L’ Autore studiò nel seminario di Clusone e di Bergamo, dove anch’io mossi i miei primi passi verso il sacerdozio. Lui, Giovanni Cominelli, due anni più vecchio di me, era nato Parre, un paese a due chilometri da casa mia. L’ho rivisto alla presentazione del suo libro dopo quarant’un anni dall’ultimo incontro e fu come se non ci fossimo mai separati. Leggendo le sue pagine sono passato dal pianto al riso, imbattendomi in descrizioni di una vita che fu, all’inizio, un po’ come quella descritta dal film di Ermanno Olmi: “L’albero degli zoccoli”.
La vita di un paese di montagna, magistralmente dipinta: leggendola si ha l’impressione di essere coinvolti in un appassionante film che mostra come “un universo secolare sia scomparso in cinquant’anni”.
La parte più coinvolgente, per me, è la descrizione della vita in seminario: l’entrata nel grande silenzio, l’entusiasmante incontro con i libri e il modo del sapere (“una fame secolare finalmente soddisfatta”), l’arte di sottomettersi al padre spirituale che, sia pure con tutti i limiti del tempo, introduce alla vita retta da valori tanto più umani, quanto più divini. Alcuni metodi furono sbagliati? Probabilmente, ma sono stati senz’altro redenti da una passione e da un amore che tutto purifica e sublima e porta all’esperienza mistica.
“…l’esperienza mistica: una sorta di dolce deliquio, intreccio di anima e di sensi, di primavera e d’inverno, dolore della creatura separata ed estasi del ricongiungimento. Un’implosione silenziosa. Il canto gregoriano non indulge a melodie facilmente orecchiabili. Perciò staccava l’anima dal corpo e la portava via, fuori di sé. L’ekstasis, appunto”.
Non manca il racconto dell’esperienza ludica con i compagni. Le partite di calcio: tre squadre all’opera in un unico campo sportivo, con ragazzi che usavano il lessico inglese con la pronuncia bergamasca: fubal, ens (da hads, mani),ossei (off side, furi gioco), corner, gol…
Qui mi si permetta un ricordo personale. Io non giocavo al pallone, sia perche ero come Cominelli assetato di sapere, per cui leggevo anche durante la ricreazione, sia perché ero troppo triste per giocare: la mia permanenza in seminario – esperienza che pure rifarei e per la quale sono grato alla diocessi – è paragonabile ad un penoso cammino in una valle di lacrime. Ma fu bello il fatto che Giovanni “vide le mie lacrime” e mi accostò con simpatia (non posso dire con “amore”, perché questo è un termine non usato dai Bergamaschi di allora e proibito in seminario). Forse la vicinanza di paese fece sì che c’intendessimo e lui mi aiutò a rendere meno amare le mie lacrime. Mi aiutò a restare in seminario, mentre lui… Lui passò dalla casa di Dio ad altre esperienze che da Dio lo allontanarono.

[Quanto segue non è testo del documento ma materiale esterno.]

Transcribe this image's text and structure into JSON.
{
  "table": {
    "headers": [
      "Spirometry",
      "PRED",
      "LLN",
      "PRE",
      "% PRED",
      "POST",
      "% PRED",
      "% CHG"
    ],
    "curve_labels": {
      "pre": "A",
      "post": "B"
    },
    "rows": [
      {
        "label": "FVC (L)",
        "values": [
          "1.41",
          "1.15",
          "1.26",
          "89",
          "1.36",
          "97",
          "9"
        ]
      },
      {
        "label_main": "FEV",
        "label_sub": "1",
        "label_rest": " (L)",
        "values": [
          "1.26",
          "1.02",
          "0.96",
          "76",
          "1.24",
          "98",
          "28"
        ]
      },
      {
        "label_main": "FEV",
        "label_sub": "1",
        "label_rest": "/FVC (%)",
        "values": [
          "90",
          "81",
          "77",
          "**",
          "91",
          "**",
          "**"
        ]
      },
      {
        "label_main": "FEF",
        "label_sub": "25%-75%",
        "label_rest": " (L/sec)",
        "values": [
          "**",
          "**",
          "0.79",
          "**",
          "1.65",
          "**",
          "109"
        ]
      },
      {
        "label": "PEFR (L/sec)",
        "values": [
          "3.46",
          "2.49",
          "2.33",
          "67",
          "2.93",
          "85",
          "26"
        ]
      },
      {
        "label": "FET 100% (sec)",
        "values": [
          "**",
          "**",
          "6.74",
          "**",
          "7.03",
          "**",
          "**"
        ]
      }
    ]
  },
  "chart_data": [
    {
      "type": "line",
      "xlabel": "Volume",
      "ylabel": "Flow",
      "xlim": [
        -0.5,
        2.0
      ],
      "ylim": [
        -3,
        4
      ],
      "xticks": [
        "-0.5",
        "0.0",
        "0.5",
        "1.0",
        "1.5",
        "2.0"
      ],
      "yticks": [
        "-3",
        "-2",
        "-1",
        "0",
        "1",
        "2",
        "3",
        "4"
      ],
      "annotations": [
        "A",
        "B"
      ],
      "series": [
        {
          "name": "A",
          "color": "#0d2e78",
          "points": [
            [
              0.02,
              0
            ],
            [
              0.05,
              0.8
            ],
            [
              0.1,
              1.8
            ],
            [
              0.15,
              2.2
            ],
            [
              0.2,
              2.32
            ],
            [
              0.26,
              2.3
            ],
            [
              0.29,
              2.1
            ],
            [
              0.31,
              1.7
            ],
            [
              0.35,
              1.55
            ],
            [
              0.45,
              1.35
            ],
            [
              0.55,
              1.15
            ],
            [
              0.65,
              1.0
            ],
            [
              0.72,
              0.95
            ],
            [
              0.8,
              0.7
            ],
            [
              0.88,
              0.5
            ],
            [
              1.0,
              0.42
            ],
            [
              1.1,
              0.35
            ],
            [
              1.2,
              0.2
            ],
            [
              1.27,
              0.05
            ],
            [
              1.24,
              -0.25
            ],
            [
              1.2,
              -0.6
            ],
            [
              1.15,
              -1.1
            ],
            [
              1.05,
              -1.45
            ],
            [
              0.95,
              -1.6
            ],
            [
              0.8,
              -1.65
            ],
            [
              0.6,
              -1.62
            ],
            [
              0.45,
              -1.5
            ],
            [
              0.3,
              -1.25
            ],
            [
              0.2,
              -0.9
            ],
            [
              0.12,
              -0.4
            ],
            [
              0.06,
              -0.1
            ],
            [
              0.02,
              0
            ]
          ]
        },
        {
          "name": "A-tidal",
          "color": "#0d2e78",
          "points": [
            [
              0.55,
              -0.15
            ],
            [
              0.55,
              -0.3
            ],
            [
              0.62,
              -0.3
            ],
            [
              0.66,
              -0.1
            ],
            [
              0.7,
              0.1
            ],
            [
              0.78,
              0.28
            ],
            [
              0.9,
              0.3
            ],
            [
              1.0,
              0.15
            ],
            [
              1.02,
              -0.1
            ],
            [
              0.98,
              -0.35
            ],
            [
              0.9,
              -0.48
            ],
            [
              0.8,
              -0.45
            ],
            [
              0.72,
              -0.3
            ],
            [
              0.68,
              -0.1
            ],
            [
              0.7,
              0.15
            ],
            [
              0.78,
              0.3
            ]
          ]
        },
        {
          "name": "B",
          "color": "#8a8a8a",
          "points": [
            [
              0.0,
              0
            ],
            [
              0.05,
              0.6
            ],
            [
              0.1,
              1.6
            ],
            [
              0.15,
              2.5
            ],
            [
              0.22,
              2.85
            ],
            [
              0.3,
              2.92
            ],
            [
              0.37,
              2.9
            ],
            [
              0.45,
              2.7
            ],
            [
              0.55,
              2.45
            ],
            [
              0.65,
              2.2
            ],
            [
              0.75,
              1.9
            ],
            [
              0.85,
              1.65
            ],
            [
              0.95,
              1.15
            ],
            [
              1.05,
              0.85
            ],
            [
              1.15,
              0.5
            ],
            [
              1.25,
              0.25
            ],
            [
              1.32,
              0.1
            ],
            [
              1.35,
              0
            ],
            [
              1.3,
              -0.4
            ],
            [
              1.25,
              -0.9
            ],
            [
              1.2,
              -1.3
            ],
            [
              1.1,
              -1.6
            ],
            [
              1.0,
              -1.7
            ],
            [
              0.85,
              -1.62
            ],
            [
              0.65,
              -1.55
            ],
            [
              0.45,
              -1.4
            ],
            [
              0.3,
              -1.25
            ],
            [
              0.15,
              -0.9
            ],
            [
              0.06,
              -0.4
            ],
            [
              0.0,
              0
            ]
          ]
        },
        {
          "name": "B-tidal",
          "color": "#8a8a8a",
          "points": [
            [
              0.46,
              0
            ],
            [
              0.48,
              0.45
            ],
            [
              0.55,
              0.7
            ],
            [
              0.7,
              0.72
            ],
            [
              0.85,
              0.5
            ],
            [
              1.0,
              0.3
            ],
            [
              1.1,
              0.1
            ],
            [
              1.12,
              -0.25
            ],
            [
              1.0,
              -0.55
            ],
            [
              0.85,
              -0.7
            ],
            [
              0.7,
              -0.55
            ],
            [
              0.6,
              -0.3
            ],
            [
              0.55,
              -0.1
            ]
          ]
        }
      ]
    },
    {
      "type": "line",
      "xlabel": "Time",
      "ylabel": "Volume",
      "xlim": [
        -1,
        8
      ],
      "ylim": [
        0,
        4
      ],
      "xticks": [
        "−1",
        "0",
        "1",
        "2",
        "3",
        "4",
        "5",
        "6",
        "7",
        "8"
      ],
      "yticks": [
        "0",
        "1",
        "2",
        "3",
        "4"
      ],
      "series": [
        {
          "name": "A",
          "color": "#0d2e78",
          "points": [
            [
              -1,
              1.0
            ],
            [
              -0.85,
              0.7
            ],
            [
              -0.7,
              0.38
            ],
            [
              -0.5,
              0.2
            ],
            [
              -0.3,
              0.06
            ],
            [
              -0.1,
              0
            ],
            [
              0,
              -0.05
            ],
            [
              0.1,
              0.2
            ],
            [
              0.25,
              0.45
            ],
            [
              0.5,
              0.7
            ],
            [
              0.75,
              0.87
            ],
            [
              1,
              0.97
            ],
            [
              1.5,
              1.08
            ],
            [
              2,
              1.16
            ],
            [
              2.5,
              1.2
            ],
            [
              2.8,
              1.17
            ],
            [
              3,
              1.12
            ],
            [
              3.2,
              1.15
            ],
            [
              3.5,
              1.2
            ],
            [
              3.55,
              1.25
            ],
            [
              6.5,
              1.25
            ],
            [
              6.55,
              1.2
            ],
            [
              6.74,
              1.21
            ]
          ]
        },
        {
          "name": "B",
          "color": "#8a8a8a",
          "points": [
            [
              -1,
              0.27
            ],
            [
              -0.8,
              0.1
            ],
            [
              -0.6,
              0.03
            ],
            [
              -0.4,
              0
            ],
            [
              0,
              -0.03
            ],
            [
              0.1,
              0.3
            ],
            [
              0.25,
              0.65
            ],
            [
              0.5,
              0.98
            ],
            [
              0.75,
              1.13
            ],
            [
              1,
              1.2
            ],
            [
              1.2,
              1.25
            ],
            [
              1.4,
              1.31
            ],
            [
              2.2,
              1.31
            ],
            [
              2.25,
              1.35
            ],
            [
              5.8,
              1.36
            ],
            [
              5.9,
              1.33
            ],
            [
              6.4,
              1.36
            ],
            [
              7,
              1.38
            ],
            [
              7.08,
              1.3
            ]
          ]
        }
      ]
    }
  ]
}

Il profeta Elia aveva incontrato il Signore , nel deserto,in un vento leggero, leggero. Il testo ebraico direbbe “in uno sconcertante silenzio”. Il rumore del mondo, la filosofia, l’incontro con tante ingiustizie, il sessantotto… tutto ha fatto sì che Cominelli si mettesse su una strada che lo ha fatto passare attraverso le ideologie distruttive del secolo breve, per tornare, in fine, alla passione per l’uomo e per la ricerca che aveva illuminato la nostra giovane età.
Grande sarebbe la mia tentazione di parlarne, ma non voglio privare il lettore del gusto di prendere in mano “La caduta del vento leggero”, edito da Guerini e associati, Milano 2008.
“Vivere è cambiare”. Fu l’ideale pure di un monaco , Joseph Labre, che passava la vita cercando un convento che rispondesse alle sue aspettative, al suo spirito profetico. Morì per strada, mentre cercava l’ennesima comunità. La Chiesa lo ha fatto santo. Il vento leggero, leggero, lo sconvolgente silenzio, afferrerà anche Cominelli che, quando ritroverà Dio, -ma non l’ha già ritrovato? – “sarà come una palingenesi, nuova creazione”.